Inzwischen sind 14 Monate seit dem Urteil des Bundesverfassungsgerichts zur Grundsteuer vergangen. 14 Monate hat sich die Koalition Zeit gelassen und sich dann auf den kleinsten gemeinsamen Nenner geeinigt, mit der Konsequenz, dass nun nur noch sechs Monate Zeit bis zum Ablauf der Frist bleiben. In diesen sechs Monaten muss eine so grundlegende Reform beraten werden, und das Grundgesetz muss dafür geändert werden. Dabei beginnen doch erst jetzt die Debatten mit uns als Opposition hier im Parlament und mit den Bürgermeisterinnen und Bürgermeistern vor Ort, mit den Stadt-, Markt- und Gemeinderäten, also mit all denjenigen, die sich künftig auch mit der Kritik und den Fragen der Bürgerinnen und Bürger auseinandersetzen werden müssen. Das ist doch ein ziemliches Missverhältnis. Ich wünsche mir, dass die Menschen, die vor Ort Politik gestalten, früher eingebunden werden und nicht erst dann, wenn irgendwie ein halbgarer Kompromiss steht, zu dem sie sich dann vor Ort äußern müssen.
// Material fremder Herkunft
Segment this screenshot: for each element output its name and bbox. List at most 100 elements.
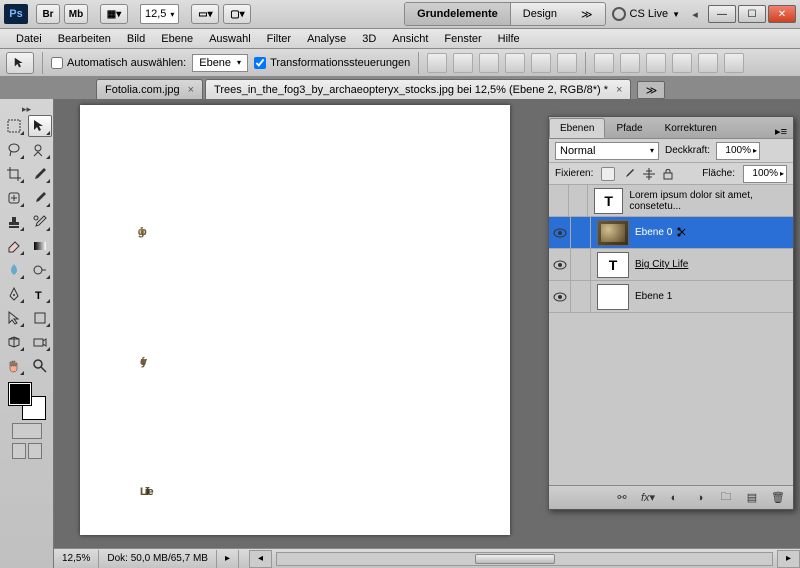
3d-tool[interactable] (2, 331, 26, 353)
align-hcenter-button[interactable] (531, 53, 551, 73)
screen-mode-button[interactable]: ▢▾ (223, 4, 251, 24)
type-tool[interactable]: T (28, 283, 52, 305)
current-tool-indicator[interactable] (6, 52, 34, 74)
lasso-tool[interactable] (2, 139, 26, 161)
align-left-button[interactable] (505, 53, 525, 73)
eyedropper-tool[interactable] (28, 163, 52, 185)
menu-ebene[interactable]: Ebene (153, 31, 201, 47)
menu-bild[interactable]: Bild (119, 31, 153, 47)
document-tab-active[interactable]: Trees_in_the_fog3_by_archaeopteryx_stock… (205, 79, 631, 99)
panel-tab-korrekturen[interactable]: Korrekturen (654, 118, 728, 138)
window-close-button[interactable]: ✕ (768, 5, 796, 23)
layer-visibility-toggle[interactable] (549, 249, 571, 280)
status-zoom[interactable]: 12,5% (54, 550, 99, 568)
blend-mode-select[interactable]: Normal (555, 142, 659, 160)
hscroll-right[interactable]: ▸ (777, 550, 800, 568)
align-top-button[interactable] (427, 53, 447, 73)
marquee-tool[interactable] (2, 115, 26, 137)
lock-all-icon[interactable] (663, 168, 673, 180)
shape-tool[interactable] (28, 307, 52, 329)
panel-menu-icon[interactable]: ▸≡ (769, 125, 793, 138)
menu-analyse[interactable]: Analyse (299, 31, 354, 47)
workspace-tab-grundelemente[interactable]: Grundelemente (405, 3, 511, 25)
document-tab-inactive[interactable]: Fotolia.com.jpg × (96, 79, 203, 99)
close-icon[interactable]: × (188, 84, 194, 96)
align-right-button[interactable] (557, 53, 577, 73)
distribute-top-button[interactable] (594, 53, 614, 73)
workspace-tab-design[interactable]: Design (511, 3, 569, 25)
healing-tool[interactable] (2, 187, 26, 209)
eraser-tool[interactable] (2, 235, 26, 257)
quick-mask-toggle[interactable] (12, 423, 42, 439)
menu-hilfe[interactable]: Hilfe (490, 31, 528, 47)
layer-name[interactable]: Ebene 0 (635, 227, 672, 238)
distribute-hcenter-button[interactable] (698, 53, 718, 73)
layer-row[interactable]: T Lorem ipsum dolor sit amet, consetetu.… (549, 185, 793, 217)
distribute-bottom-button[interactable] (646, 53, 666, 73)
blur-tool[interactable] (2, 259, 26, 281)
layer-row[interactable]: Ebene 1 (549, 281, 793, 313)
stamp-tool[interactable] (2, 211, 26, 233)
toolbox-collapse[interactable]: ▸▸ (2, 103, 51, 115)
arrange-documents-button[interactable]: ▭▾ (191, 4, 219, 24)
hand-tool[interactable] (2, 355, 26, 377)
brush-tool[interactable] (28, 187, 52, 209)
zoom-tool[interactable] (28, 355, 52, 377)
minibridge-button[interactable]: Mb (64, 4, 88, 24)
path-select-tool[interactable] (2, 307, 26, 329)
window-minimize-button[interactable]: — (708, 5, 736, 23)
3d-camera-tool[interactable] (28, 331, 52, 353)
fill-input[interactable]: 100% (743, 165, 787, 183)
lock-transparency-button[interactable] (601, 167, 615, 181)
layer-thumbnail-image[interactable] (597, 220, 629, 246)
document-tabs-overflow[interactable]: ≫ (637, 81, 665, 99)
crop-tool[interactable] (2, 163, 26, 185)
move-tool[interactable] (28, 115, 52, 137)
screen-mode-toggle[interactable] (12, 443, 42, 459)
status-more[interactable]: ▸ (217, 550, 239, 568)
layer-thumbnail-text[interactable]: T (594, 188, 624, 214)
layer-style-button[interactable]: fx▾ (639, 490, 657, 506)
layer-name[interactable]: Big City Life (635, 259, 688, 270)
lock-pixels-icon[interactable] (623, 168, 635, 180)
layer-visibility-toggle[interactable] (549, 217, 571, 248)
gradient-tool[interactable] (28, 235, 52, 257)
layer-row[interactable]: T Big City Life (549, 249, 793, 281)
close-icon[interactable]: × (616, 84, 622, 96)
menu-bearbeiten[interactable]: Bearbeiten (50, 31, 119, 47)
status-doc-size[interactable]: Dok: 50,0 MB/65,7 MB (99, 550, 217, 568)
horizontal-scrollbar[interactable] (276, 552, 773, 566)
quick-select-tool[interactable] (28, 139, 52, 161)
menu-auswahl[interactable]: Auswahl (201, 31, 259, 47)
layer-row-selected[interactable]: Ebene 0 (549, 217, 793, 249)
document-canvas[interactable]: big big city city Life Life (80, 105, 510, 535)
panel-tab-ebenen[interactable]: Ebenen (549, 118, 605, 138)
menu-filter[interactable]: Filter (259, 31, 299, 47)
dodge-tool[interactable] (28, 259, 52, 281)
link-layers-button[interactable]: ⚯ (613, 490, 631, 506)
window-maximize-button[interactable]: ☐ (738, 5, 766, 23)
opacity-input[interactable]: 100% (716, 142, 760, 160)
zoom-select[interactable]: 12,5 (140, 4, 179, 24)
layer-mask-button[interactable]: ◐ (665, 490, 683, 506)
cslive-button[interactable]: CS Live ▼ (612, 7, 680, 21)
layer-name[interactable]: Ebene 1 (635, 291, 672, 302)
layer-thumbnail-text[interactable]: T (597, 252, 629, 278)
distribute-right-button[interactable] (724, 53, 744, 73)
auto-select-checkbox[interactable]: Automatisch auswählen: (51, 57, 186, 69)
hscroll-left[interactable]: ◂ (249, 550, 272, 568)
delete-layer-button[interactable]: 🗑 (769, 490, 787, 506)
transform-controls-checkbox[interactable]: Transformationssteuerungen (254, 57, 410, 69)
foreground-color-swatch[interactable] (9, 383, 31, 405)
lock-position-icon[interactable] (643, 168, 655, 180)
panel-tab-pfade[interactable]: Pfade (605, 118, 653, 138)
layer-group-button[interactable]: 🗀 (717, 490, 735, 506)
pen-tool[interactable] (2, 283, 26, 305)
layer-thumbnail-blank[interactable] (597, 284, 629, 310)
menu-ansicht[interactable]: Ansicht (384, 31, 436, 47)
workspace-more[interactable]: ≫ (569, 3, 605, 25)
layer-name[interactable]: Lorem ipsum dolor sit amet, consetetu... (629, 190, 793, 212)
distribute-vcenter-button[interactable] (620, 53, 640, 73)
layer-visibility-toggle[interactable] (549, 185, 569, 216)
align-bottom-button[interactable] (479, 53, 499, 73)
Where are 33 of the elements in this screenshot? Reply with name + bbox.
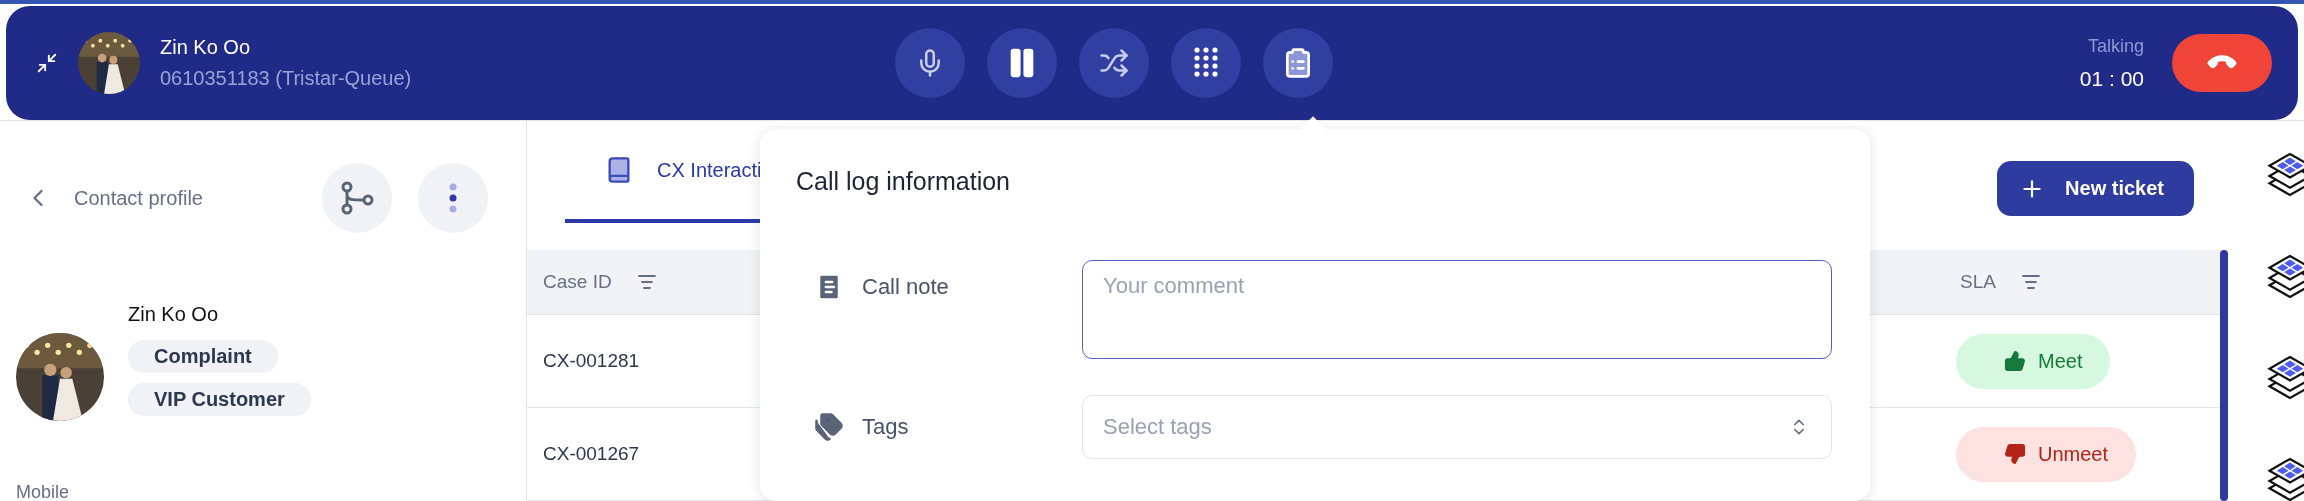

(Beifall beim BÜNDNIS 90/DIE GRÜNEN)

Monatelang hat die CSU im Kabinett die Reform für alle Bundesländer auf Kosten der Kommunen blockiert, genauso wie bei anderen Themen wie der Pkw-Maut – Herr Cezanne hat das angesprochen –, der Einrichtung von AnKER-Zentren, dem Abstand von Windkraftanlagen zur Wohnbebauung. Da stört es die CSU überhaupt nicht, wer am Ende auf der Strecke bleibt; Hauptsache, sie setzt ihren Willen durch, notfalls auf Kosten der anderen. Dass sich die CDU letztlich zum Steigbügelhalter einer solchen Taktik gemacht hat und die SPD wehrlos dabeisteht und nur zusieht, ist für mich einfach unbegreiflich.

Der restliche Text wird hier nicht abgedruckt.